Pflege braucht neue Kooperationen
Dem pflichtete Rosalie Heimke, Vorstandsmitglied im Berufsverband für Pflegeberufe Nordost e.V. und selbst in der ambulanten Pflege im brandenburgischen Niedergörsdorf tätig, bei. „Die Herausforderungen lagen für uns vor allem in den fehlenden Erfahrungen mit Corona und damit auch der Notwendigkeit, bestimmte Entscheidungen einfach treffen zu müssen, obwohl es wenige, gar keine oder mitunter auch widersprüchliche Informationen gab. Wir müssen den zu Pflegenden einen sicheren Hafen geben – aber wir können wir das, wenn uns dazu das Handwerkszeug fehlt. Es muss möglich werden, auch in solchen Situationen Pfade anzulegen, die die Lebenswirklichkeiten vieler einbeziehen. Das hoffe ich mir mit Blick auf die Lehren aus der Pandemie.“
Im Pflegebereich habe sich, wie in anderen des Gesundheitssystems, gezeigt, dass Informationsflüsse zu zäh und Kooperationen zwischen den Teilbereichen zu selten.

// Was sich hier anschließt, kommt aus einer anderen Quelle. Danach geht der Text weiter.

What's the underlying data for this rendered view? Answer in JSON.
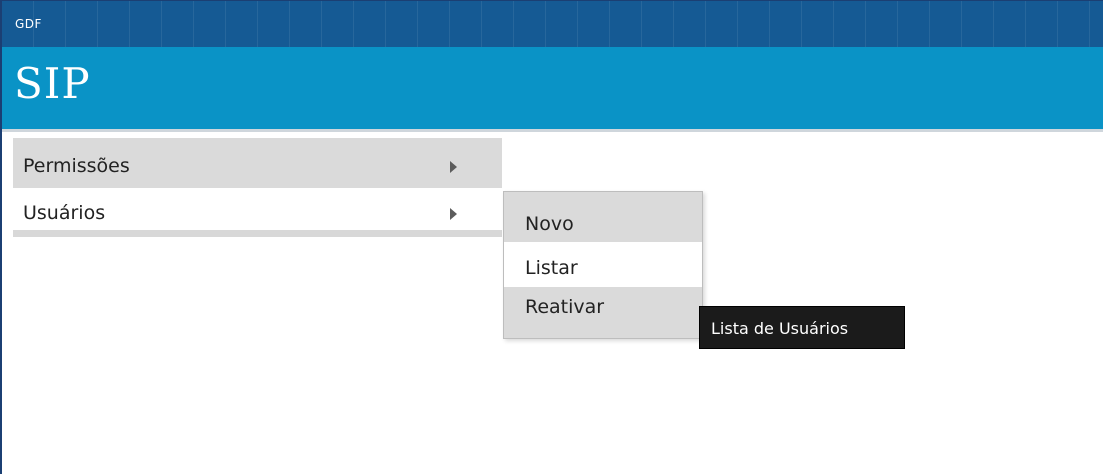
{
  "header": {
    "org_label": "GDF",
    "app_title": "SIP"
  },
  "menu": {
    "items": [
      {
        "label": "Permissões",
        "has_submenu": true
      },
      {
        "label": "Usuários",
        "has_submenu": true
      }
    ]
  },
  "submenu": {
    "parent": "Usuários",
    "items": [
      {
        "label": "Novo"
      },
      {
        "label": "Listar"
      },
      {
        "label": "Reativar"
      }
    ]
  },
  "tooltip": {
    "text": "Lista de Usuários"
  },
  "colors": {
    "top_bar": "#155a94",
    "brand_bar": "#0a93c6",
    "menu_highlight": "#dadada",
    "tooltip_bg": "#1b1b1b"
  }
}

Spitzenfrauen können Gendermedizin voranbringen

Das ist einer der Gründe, warum der Verband Spitzenfrauen e.V., dessen Co-Vorsitzende Antje Kapinsky, Expertin für Gesundheitspolitik bei einer großen Krankenkasse, sich für mehr Frauen in den Führungsebenen der Gesundheitslandschaft einsetzt. „Die Pandemie hat gezeigt, dass die Kompetenzen von Frauen nicht nur zur Bewältigung der Situation nicht nur gebraucht, sondern besonders herausgefordert wurden. Hier muss es unbedingt neue Denkansätze geben – die dann auch realisiert werden. In Führungspositionen können Frauen Kompetenzen und Erfahrungen einbringen – und durchsetzen.“ Es habe erst des Drucks von Organisationen und Medien bedurft, um zu Beginn der Pandemie auch Wissenschaftlerinnen zu Wort kommen zu lassen. „Die Gendermedizin, die zielgruppenorientierte medizinische Behandlung aller Geschlechter – wird von Ärztinnen und Wissenschaftlerinnen besonders gefördert, das können Frauen in Spitzenpositionen tatkräftig unterstützen.“ Deshalb werde sich ihr Verband dafür einsetzen.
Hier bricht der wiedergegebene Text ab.